Risk and Reason: sensible risk assessment

from the early-fact-forum? dept.
MarkGubrud writes "The Sunday Washington Post carried a very thoughtful and balanced article on the problem of risk assessment by David Ropeik of the Harvard Center for Risk Assessment.

Most of us are probably aware that public perception of risk is often wildly out of proportion to the actual magnitudes of various hazards, resulting in sometimes hysterical overreation to minor or non-existent threats (electromagnetic fields, genetic engineering of foods) while other very serious dangers are downgraded or overlooked (workplace hazards, the AIDS pandemic).

Unfortunately, this issue has been politicized almost beyond the pale of reason, with certain ideologues regularly denouncing any research whose conclusions they dislike as "junk science," and certain public interest organizations acting as if they are mostly interested in publicity." Read More for a hopeful scenario. "As Ropeik puts it,

Some conservatives have given "rational risk policy" and regulatory reform a bad name, often invoking a supposed "rational" response ostensibly in the public interest but actually on behalf of the special interests of corporate sponsors out to neuter the power of government oversight. Equally inflexible consumer groups and environmentalists resist rationality because the more fearful something sounds, the more it helps them advance their agenda.

As a model of how to help break this deadlock, Ropeik spotlights the US Environmental Protection Agency's Health Effects Institute:

Some years ago, the Environmental Protection Agency and the automobile industry declared something of a truce in their war over the science of automobile emissions. Instead of each side spending millions on self-funded research the other side wouldn't accept, they each put in 50 percent of the money necessary–a total of $6 million–to create something called the Health Effects Institute. HEI was not created to make policy, but to give policymakers credible, trustworthy scientific information on which rational policy could be based. It was set up to be an impartial scientific review board–an agency of neutral arbiters, outside the government, beholden to nothing but the truth. To conduct its evaluations, it appoints panels of scientists, representing their various fields somewhat as a jury represents the community in a trial, so that no one with an ax to grind can control the process.

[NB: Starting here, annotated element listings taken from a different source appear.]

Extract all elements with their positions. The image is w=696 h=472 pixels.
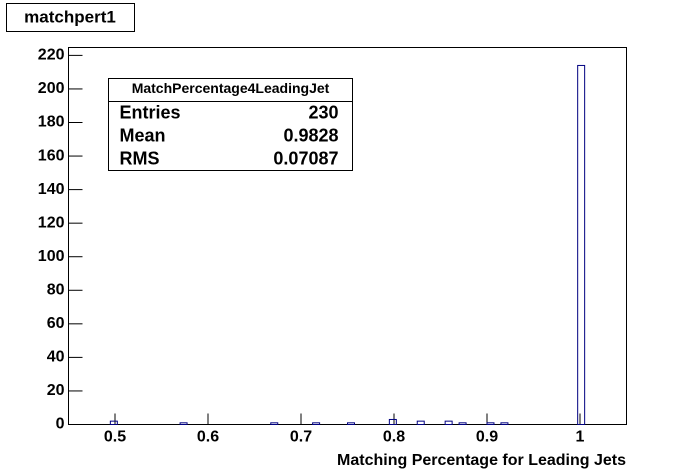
bar	[179, 422, 188, 425]
bar	[347, 422, 355, 425]
y-tick-label: 140	[38, 181, 65, 198]
bar	[270, 422, 279, 425]
bar	[388, 418, 397, 425]
bar	[500, 422, 509, 425]
y-tick-label: 180	[38, 114, 65, 131]
stats-value: 0.07087	[273, 148, 338, 168]
y-tick-label: 0	[56, 416, 65, 433]
stats-value: 230	[308, 102, 338, 122]
y-tick-label: 160	[38, 147, 65, 164]
stats-title: MatchPercentage4LeadingJet	[132, 80, 330, 96]
title-box	[6, 3, 135, 32]
y-tick-label: 100	[38, 248, 65, 265]
chart-title: matchpert1	[24, 7, 116, 26]
y-tick-label: 20	[47, 382, 65, 399]
stats-value: 0.9828	[283, 125, 338, 145]
x-tick-label: 0.6	[197, 429, 219, 446]
bar	[486, 422, 495, 425]
bar	[577, 64, 586, 425]
x-tick-label: 0.5	[104, 429, 126, 446]
stats-label: RMS	[120, 148, 160, 168]
x-tick-label: 0.7	[290, 429, 312, 446]
x-axis-title: Matching Percentage for Leading Jets	[337, 452, 626, 469]
y-tick-label: 120	[38, 214, 65, 231]
y-tick-label: 60	[47, 315, 65, 332]
bar	[444, 420, 453, 425]
stats-label: Entries	[120, 102, 181, 122]
bar	[109, 420, 118, 425]
y-tick-label: 80	[47, 281, 65, 298]
bar	[458, 422, 467, 425]
y-tick-label: 220	[38, 47, 65, 64]
y-tick-label: 200	[38, 80, 65, 97]
bar	[312, 422, 321, 425]
stats-label: Mean	[120, 125, 166, 145]
y-tick-label: 40	[47, 349, 65, 366]
x-tick-label: 1	[576, 429, 585, 446]
bar	[416, 420, 425, 425]
stats-box	[108, 78, 353, 171]
x-tick-label: 0.8	[383, 429, 405, 446]
x-tick-label: 0.9	[476, 429, 498, 446]
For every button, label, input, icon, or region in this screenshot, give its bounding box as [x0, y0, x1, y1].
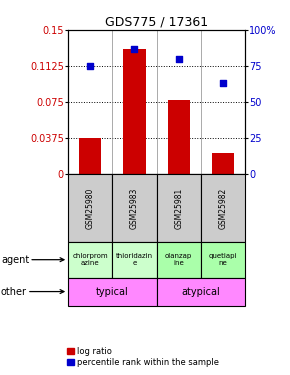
Bar: [112, 242, 157, 278]
Bar: [168, 100, 190, 174]
Text: GSM25980: GSM25980: [86, 188, 95, 229]
Bar: [124, 49, 146, 174]
Text: agent: agent: [1, 255, 64, 265]
Text: olanzap
ine: olanzap ine: [165, 253, 192, 266]
Point: [176, 56, 181, 62]
Bar: [201, 174, 245, 242]
Bar: [68, 278, 157, 306]
Bar: [79, 138, 101, 174]
Bar: [68, 242, 112, 278]
Bar: [68, 174, 112, 242]
Bar: [212, 153, 234, 174]
Point: [221, 80, 225, 86]
Point: [88, 63, 93, 69]
Bar: [157, 174, 201, 242]
Text: typical: typical: [96, 286, 129, 297]
Title: GDS775 / 17361: GDS775 / 17361: [105, 16, 208, 29]
Text: GSM25983: GSM25983: [130, 188, 139, 229]
Legend: log ratio, percentile rank within the sample: log ratio, percentile rank within the sa…: [66, 346, 219, 367]
Text: GSM25982: GSM25982: [218, 188, 227, 229]
Text: GSM25981: GSM25981: [174, 188, 183, 229]
Text: other: other: [1, 286, 64, 297]
Point: [132, 46, 137, 52]
Text: thioridazin
e: thioridazin e: [116, 253, 153, 266]
Bar: [112, 174, 157, 242]
Text: atypical: atypical: [182, 286, 220, 297]
Bar: [157, 242, 201, 278]
Bar: [201, 242, 245, 278]
Text: chlorprom
azine: chlorprom azine: [72, 253, 108, 266]
Bar: [157, 278, 245, 306]
Text: quetiapi
ne: quetiapi ne: [209, 253, 237, 266]
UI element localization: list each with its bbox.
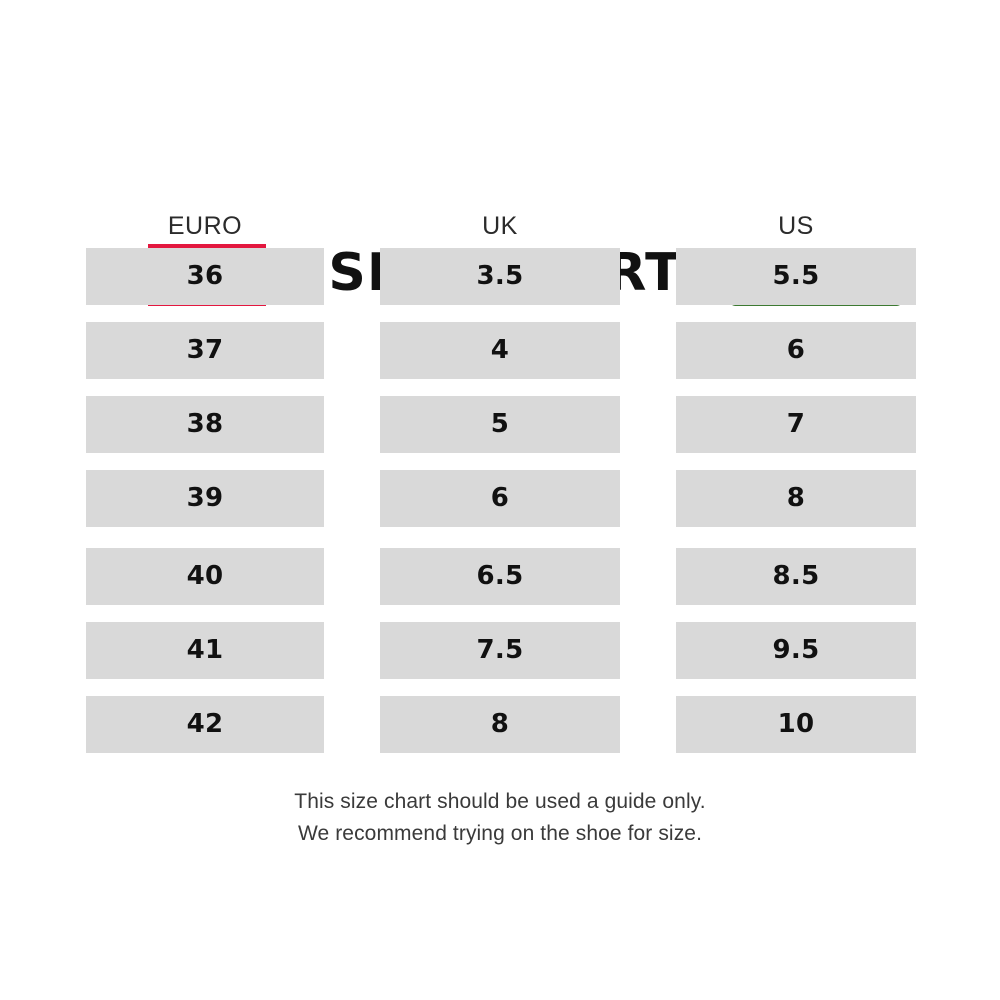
size-cell-euro: 41 — [86, 622, 324, 679]
column-header-uk: UK — [482, 212, 518, 240]
table-row: 37 4 6 — [86, 322, 916, 379]
size-cell-uk: 4 — [380, 322, 620, 379]
footer-line-2: We recommend trying on the shoe for size… — [297, 822, 703, 845]
size-cell-us: 9.5 — [676, 622, 916, 679]
table-row: 41 7.5 9.5 — [86, 622, 916, 679]
size-cell-us: 8.5 — [676, 548, 916, 605]
size-cell-us: 10 — [676, 696, 916, 753]
size-cell-uk: 5 — [380, 396, 620, 453]
footer-disclaimer: This size chart should be used a guide o… — [140, 786, 860, 850]
size-cell-uk: 6.5 — [380, 548, 620, 605]
size-cell-us: 8 — [676, 470, 916, 527]
size-cell-uk: 3.5 — [380, 248, 620, 305]
table-row: 36 3.5 5.5 — [86, 248, 916, 305]
table-row: 39 6 8 — [86, 470, 916, 527]
size-cell-uk: 8 — [380, 696, 620, 753]
size-table-body: 36 3.5 5.5 37 4 6 38 5 7 39 6 8 40 6.5 8… — [86, 248, 916, 756]
column-header-euro: EURO — [167, 212, 243, 240]
size-cell-euro: 38 — [86, 396, 324, 453]
footer-line-1: This size chart should be used a guide o… — [294, 790, 706, 813]
size-cell-us: 7 — [676, 396, 916, 453]
column-header-us: US — [778, 212, 814, 240]
size-cell-euro: 37 — [86, 322, 324, 379]
size-cell-euro: 40 — [86, 548, 324, 605]
header-bar: fashion by rieker ANTISTRESS SIZE CHART … — [0, 118, 1000, 306]
size-cell-us: 5.5 — [676, 248, 916, 305]
table-row: 38 5 7 — [86, 396, 916, 453]
size-cell-euro: 39 — [86, 470, 324, 527]
size-cell-uk: 6 — [380, 470, 620, 527]
table-row: 42 8 10 — [86, 696, 916, 753]
size-cell-us: 6 — [676, 322, 916, 379]
table-column-headers: EURO UK US — [86, 210, 916, 246]
table-row: 40 6.5 8.5 — [86, 548, 916, 605]
size-cell-uk: 7.5 — [380, 622, 620, 679]
size-cell-euro: 36 — [86, 248, 324, 305]
size-cell-euro: 42 — [86, 696, 324, 753]
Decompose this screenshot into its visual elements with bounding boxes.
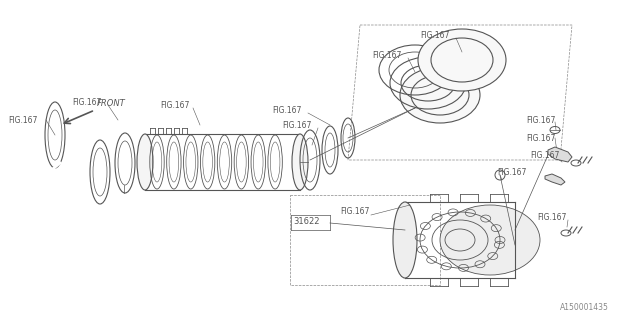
Text: FIG.167: FIG.167 — [272, 106, 301, 115]
Text: 31622: 31622 — [293, 218, 319, 227]
Ellipse shape — [400, 67, 480, 123]
Text: FIG.167: FIG.167 — [526, 133, 556, 142]
Text: A150001435: A150001435 — [560, 303, 609, 312]
Ellipse shape — [137, 134, 153, 190]
Ellipse shape — [418, 29, 506, 91]
Text: FIG.167: FIG.167 — [340, 207, 369, 217]
Polygon shape — [545, 174, 565, 185]
Text: FIG.167: FIG.167 — [537, 212, 566, 221]
Polygon shape — [548, 147, 572, 162]
Text: FIG.167: FIG.167 — [8, 116, 37, 124]
Ellipse shape — [393, 202, 417, 278]
Text: FIG.167: FIG.167 — [497, 167, 526, 177]
Text: FIG.167: FIG.167 — [526, 116, 556, 124]
Text: FIG.167: FIG.167 — [72, 98, 101, 107]
Ellipse shape — [292, 134, 308, 190]
Text: FIG.167: FIG.167 — [420, 30, 449, 39]
Ellipse shape — [440, 205, 540, 275]
Text: FRONT: FRONT — [97, 99, 125, 108]
Text: FIG.167: FIG.167 — [160, 100, 189, 109]
Text: FIG.167: FIG.167 — [372, 51, 401, 60]
Text: FIG.167: FIG.167 — [530, 150, 559, 159]
Text: FIG.167: FIG.167 — [282, 121, 312, 130]
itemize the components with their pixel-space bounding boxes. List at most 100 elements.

This does sound a lot like the "fact forums" Eric Drexler called for in Engines of Creation. According to Ropeik, the HEI has been a success, and he calls for the creation of a similar Risk Analysis Institute, outside government but with partial government funding, charged with assessment of risk in a broader range of issues.

Of course, a lot of people, from both sides of various issues, are going to be suspicious of such public-private partnerships regarding contentious issues. But Ropeik points out that

Setting up the institute outside the government would serve another important goal: Final policymaking decisions would still be made by government agencies, preserving citizens' ability to voice their concerns and use the political process to help shape the outcome.

That means that lobbyists, politics, the media and money would also still have influence. The messy process of policymaking would not change dramatically. But a Risk Analysis Institute's credible analyses, supporting not a specific policy but rational policymaking in general, would incrementally move government decision making toward wiser, more informed choices."